Chapter 3. Basic Visualization Techniques

In this chapter, we will cover the following recipes:

  • Looking at your data using the plot() function
  • Using pairs.panel() to look at (visualize) correlations between variables
  • Adding text to a ggplot2 plot at a custom location
  • Changing axes appearance to ggplot2 plot
  • Producing a matrix of graphs with ggplot2
  • Drawing a route on a map with ggmap
  • Making use of the igraph package to draw a network
  • Showing communities in a network with the linkcomm package

Introduction

You now have your data in R (as discussed in Chapter 1, Acquiring Data for Your Project) and you gained a good understanding of its structure (in Chapter 2, Preparing for Analysis – Data Cleansing and Manipulation), but do you have an idea of its, let's say, appearance?

Do you know how data is related to itself? Do any correlations exist?

If you want to model your phenomenon with accuracy and effectiveness, you have to know the answers to these questions. This is where basic data visualization comes in handy. This includes plotting your variables against one another, looking for correlations, understanding relations (or absence of relations) without losing yourself in hundreds of lines of code.

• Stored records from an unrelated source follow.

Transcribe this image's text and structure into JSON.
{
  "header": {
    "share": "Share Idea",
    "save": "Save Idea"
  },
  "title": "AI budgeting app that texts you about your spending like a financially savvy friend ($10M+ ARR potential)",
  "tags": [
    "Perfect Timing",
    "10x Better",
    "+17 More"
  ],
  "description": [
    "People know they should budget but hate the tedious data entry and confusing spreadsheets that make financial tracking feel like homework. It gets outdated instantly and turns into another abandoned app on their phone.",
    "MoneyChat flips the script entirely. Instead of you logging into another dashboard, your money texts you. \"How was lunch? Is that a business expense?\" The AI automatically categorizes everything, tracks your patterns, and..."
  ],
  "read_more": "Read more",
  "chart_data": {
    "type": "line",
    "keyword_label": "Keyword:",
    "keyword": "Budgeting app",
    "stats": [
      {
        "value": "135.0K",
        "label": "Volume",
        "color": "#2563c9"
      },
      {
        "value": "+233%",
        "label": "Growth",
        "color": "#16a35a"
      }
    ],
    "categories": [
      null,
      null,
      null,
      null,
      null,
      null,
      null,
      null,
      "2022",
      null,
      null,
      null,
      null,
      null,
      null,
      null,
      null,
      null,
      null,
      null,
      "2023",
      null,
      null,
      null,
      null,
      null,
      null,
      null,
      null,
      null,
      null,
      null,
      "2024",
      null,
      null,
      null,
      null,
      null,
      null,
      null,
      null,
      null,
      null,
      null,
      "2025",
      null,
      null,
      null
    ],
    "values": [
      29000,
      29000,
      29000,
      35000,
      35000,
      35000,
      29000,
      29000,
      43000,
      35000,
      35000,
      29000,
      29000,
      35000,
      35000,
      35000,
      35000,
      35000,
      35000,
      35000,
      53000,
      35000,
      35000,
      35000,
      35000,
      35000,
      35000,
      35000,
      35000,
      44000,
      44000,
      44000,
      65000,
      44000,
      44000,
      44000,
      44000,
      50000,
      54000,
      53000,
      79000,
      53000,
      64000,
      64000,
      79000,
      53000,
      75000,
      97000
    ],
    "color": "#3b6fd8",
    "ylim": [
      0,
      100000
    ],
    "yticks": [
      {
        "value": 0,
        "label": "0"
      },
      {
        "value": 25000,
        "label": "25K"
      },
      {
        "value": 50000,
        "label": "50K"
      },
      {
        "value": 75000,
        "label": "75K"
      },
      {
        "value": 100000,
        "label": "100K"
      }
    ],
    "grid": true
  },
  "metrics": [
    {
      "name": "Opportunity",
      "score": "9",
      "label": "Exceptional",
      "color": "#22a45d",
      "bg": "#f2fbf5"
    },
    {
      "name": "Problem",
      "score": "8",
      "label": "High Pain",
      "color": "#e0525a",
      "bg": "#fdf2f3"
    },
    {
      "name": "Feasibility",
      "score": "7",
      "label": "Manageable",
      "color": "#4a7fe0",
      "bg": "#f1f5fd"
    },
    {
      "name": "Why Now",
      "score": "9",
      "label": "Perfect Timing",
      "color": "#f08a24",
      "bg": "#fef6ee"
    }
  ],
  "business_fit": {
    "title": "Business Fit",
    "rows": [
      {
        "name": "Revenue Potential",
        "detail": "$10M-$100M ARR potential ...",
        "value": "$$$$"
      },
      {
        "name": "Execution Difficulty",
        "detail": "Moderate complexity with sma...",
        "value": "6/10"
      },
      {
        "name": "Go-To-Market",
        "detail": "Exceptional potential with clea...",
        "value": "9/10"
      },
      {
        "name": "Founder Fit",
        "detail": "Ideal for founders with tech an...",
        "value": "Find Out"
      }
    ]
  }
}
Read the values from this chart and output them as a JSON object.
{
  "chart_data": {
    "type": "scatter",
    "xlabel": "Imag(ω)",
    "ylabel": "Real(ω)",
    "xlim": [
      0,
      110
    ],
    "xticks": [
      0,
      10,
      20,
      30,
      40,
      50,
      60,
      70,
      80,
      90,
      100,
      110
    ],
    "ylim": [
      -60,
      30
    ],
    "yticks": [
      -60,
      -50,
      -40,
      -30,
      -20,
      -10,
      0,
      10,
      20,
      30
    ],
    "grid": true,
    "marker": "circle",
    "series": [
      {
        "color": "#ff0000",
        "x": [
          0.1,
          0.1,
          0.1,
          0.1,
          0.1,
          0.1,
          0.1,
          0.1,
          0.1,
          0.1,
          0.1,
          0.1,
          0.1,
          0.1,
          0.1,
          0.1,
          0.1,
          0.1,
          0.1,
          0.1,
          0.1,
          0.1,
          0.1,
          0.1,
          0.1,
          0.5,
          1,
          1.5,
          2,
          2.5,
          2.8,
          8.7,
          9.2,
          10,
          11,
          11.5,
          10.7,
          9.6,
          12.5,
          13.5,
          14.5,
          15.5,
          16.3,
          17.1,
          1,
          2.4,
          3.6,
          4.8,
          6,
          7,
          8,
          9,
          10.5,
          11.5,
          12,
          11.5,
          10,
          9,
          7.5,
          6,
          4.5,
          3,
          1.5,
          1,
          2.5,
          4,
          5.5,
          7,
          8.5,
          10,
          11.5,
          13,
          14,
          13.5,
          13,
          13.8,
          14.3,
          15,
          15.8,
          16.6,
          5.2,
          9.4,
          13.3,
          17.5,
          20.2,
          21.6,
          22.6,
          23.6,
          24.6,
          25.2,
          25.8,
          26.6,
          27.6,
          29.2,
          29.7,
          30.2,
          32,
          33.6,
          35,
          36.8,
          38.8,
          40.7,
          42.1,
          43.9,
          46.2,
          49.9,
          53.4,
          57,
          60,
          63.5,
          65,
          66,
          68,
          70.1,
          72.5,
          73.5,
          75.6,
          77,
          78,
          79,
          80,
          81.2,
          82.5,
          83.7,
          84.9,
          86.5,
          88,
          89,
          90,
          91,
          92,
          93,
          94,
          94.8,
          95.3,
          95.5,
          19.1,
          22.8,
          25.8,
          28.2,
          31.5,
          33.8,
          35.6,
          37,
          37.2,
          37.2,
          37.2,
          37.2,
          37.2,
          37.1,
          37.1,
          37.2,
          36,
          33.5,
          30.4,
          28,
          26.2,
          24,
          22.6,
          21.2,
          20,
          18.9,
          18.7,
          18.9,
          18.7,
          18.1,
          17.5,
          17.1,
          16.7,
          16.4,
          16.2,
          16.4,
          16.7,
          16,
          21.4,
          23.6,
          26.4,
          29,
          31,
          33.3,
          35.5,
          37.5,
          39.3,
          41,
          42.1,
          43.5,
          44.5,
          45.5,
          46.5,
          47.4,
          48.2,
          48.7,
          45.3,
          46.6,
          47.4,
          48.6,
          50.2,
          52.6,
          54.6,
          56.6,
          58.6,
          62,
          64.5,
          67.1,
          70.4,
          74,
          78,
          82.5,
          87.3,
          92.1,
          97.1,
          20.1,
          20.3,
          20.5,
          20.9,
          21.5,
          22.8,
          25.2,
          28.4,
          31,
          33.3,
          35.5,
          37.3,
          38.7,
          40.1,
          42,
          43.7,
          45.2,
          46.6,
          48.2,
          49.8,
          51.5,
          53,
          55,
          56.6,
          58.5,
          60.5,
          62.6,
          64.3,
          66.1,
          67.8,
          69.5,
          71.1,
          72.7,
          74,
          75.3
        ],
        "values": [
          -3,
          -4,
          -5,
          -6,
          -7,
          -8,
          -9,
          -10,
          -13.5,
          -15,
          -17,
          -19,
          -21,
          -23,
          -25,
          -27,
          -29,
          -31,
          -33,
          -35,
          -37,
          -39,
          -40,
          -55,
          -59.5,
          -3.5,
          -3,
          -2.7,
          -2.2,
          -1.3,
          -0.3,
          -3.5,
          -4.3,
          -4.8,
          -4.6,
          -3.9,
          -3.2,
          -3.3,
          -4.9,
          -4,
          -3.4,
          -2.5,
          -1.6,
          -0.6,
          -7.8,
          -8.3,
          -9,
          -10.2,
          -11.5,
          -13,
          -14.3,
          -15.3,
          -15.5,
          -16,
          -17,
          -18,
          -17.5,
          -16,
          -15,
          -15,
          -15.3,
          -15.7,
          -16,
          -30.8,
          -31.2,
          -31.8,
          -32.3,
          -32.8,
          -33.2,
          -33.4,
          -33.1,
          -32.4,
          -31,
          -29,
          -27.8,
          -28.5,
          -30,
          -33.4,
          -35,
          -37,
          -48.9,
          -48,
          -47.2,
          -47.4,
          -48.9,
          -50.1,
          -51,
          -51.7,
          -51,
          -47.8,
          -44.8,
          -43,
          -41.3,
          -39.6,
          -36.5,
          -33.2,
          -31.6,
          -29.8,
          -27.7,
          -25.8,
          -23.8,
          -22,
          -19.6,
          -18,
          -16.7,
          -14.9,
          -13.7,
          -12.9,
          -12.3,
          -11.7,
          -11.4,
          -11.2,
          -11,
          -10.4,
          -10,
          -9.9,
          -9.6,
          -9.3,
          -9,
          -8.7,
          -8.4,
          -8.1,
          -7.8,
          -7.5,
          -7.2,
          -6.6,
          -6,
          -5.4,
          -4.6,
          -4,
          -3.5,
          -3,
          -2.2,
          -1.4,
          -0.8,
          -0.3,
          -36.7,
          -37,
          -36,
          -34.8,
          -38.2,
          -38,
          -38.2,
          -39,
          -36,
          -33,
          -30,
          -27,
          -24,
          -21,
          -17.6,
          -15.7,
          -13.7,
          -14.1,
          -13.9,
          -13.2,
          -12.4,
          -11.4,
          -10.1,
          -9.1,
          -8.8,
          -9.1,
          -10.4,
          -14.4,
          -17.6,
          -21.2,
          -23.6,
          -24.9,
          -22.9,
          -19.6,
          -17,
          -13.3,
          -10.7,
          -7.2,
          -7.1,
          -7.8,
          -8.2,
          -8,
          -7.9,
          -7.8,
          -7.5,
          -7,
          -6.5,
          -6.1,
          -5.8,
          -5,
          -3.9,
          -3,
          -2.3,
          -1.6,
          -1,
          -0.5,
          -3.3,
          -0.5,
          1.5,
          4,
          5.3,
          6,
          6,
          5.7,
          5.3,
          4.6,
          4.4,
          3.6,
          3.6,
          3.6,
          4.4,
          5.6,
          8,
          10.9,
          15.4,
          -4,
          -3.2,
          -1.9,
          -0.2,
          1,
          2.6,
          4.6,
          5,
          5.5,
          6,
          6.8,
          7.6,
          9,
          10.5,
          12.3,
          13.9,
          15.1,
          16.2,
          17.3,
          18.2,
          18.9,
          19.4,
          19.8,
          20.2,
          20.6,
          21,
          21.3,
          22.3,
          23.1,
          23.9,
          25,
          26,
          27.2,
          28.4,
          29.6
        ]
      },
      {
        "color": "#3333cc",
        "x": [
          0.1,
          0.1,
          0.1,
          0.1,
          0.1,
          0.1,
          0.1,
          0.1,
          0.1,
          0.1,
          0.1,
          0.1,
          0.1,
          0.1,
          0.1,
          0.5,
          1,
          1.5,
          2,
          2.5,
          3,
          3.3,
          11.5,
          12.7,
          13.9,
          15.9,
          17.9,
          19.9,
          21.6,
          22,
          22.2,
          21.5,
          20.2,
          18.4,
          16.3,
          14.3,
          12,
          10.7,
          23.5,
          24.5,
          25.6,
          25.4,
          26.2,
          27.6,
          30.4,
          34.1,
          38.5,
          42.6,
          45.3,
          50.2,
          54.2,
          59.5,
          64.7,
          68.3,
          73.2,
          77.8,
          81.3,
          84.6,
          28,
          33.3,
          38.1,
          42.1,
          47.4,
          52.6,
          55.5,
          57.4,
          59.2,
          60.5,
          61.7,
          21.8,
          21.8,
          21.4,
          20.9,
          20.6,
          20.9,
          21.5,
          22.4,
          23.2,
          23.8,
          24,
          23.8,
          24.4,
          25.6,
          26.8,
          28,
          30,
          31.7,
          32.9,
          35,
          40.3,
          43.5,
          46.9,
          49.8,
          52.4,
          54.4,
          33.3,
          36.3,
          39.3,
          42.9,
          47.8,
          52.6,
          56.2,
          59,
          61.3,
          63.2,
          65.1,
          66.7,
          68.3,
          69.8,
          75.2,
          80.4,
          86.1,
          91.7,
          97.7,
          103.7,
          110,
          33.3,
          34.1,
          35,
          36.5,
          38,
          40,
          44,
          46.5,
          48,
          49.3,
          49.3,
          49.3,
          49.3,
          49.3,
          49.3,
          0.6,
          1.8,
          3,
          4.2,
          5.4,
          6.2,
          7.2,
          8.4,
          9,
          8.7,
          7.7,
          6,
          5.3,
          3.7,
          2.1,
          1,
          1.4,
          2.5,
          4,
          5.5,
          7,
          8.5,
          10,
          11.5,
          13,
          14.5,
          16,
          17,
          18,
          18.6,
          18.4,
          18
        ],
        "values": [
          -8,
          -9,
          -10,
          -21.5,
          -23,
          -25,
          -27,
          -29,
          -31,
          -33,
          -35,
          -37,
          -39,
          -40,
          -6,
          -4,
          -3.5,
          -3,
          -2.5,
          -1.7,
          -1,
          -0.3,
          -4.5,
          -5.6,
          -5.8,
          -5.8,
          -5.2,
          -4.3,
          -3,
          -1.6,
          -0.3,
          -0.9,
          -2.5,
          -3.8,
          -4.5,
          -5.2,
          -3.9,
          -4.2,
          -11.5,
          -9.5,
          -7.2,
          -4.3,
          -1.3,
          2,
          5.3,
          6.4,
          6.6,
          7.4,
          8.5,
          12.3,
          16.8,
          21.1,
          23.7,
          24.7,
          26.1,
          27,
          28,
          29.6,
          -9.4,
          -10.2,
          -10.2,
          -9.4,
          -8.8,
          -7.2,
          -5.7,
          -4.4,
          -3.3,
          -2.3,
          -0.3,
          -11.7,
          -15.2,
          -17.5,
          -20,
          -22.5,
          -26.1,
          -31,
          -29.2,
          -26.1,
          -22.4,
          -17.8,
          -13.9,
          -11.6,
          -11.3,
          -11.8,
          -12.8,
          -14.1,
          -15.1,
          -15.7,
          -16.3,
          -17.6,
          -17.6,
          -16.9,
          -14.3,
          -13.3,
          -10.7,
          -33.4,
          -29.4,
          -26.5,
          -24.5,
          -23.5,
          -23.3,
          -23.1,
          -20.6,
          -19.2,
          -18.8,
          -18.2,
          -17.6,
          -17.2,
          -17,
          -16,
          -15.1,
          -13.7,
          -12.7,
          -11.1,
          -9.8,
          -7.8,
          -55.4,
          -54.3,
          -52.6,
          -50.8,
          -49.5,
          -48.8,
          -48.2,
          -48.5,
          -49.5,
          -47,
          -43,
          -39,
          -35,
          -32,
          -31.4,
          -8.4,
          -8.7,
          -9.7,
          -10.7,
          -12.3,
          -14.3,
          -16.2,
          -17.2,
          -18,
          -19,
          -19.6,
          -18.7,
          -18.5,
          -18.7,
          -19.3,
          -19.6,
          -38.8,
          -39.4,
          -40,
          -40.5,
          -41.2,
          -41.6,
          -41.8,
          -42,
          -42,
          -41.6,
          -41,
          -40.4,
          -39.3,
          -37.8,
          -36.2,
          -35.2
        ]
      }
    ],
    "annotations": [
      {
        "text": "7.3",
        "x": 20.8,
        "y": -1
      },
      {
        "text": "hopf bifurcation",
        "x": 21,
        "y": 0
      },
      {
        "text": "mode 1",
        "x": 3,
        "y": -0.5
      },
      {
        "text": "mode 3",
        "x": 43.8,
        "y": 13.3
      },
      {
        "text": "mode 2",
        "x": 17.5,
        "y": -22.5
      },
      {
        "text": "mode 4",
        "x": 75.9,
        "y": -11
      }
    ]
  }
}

In this chapter, we will do all of this mainly using base R and ggplot2, which is the data visualization package that lets you produce plots by applying the grammar of graphics and has become a standard of R dataviz.

Besides basic data visualizations recipes, some goodies are also provided in this chapter, such as the recipe that lets you place text at a custom location on your ggplot or the one about axis manipulation with ggplot2.

These recipes are provided here to let you get sufficient control over your plots and make them a sound basis for the next data analysis activities.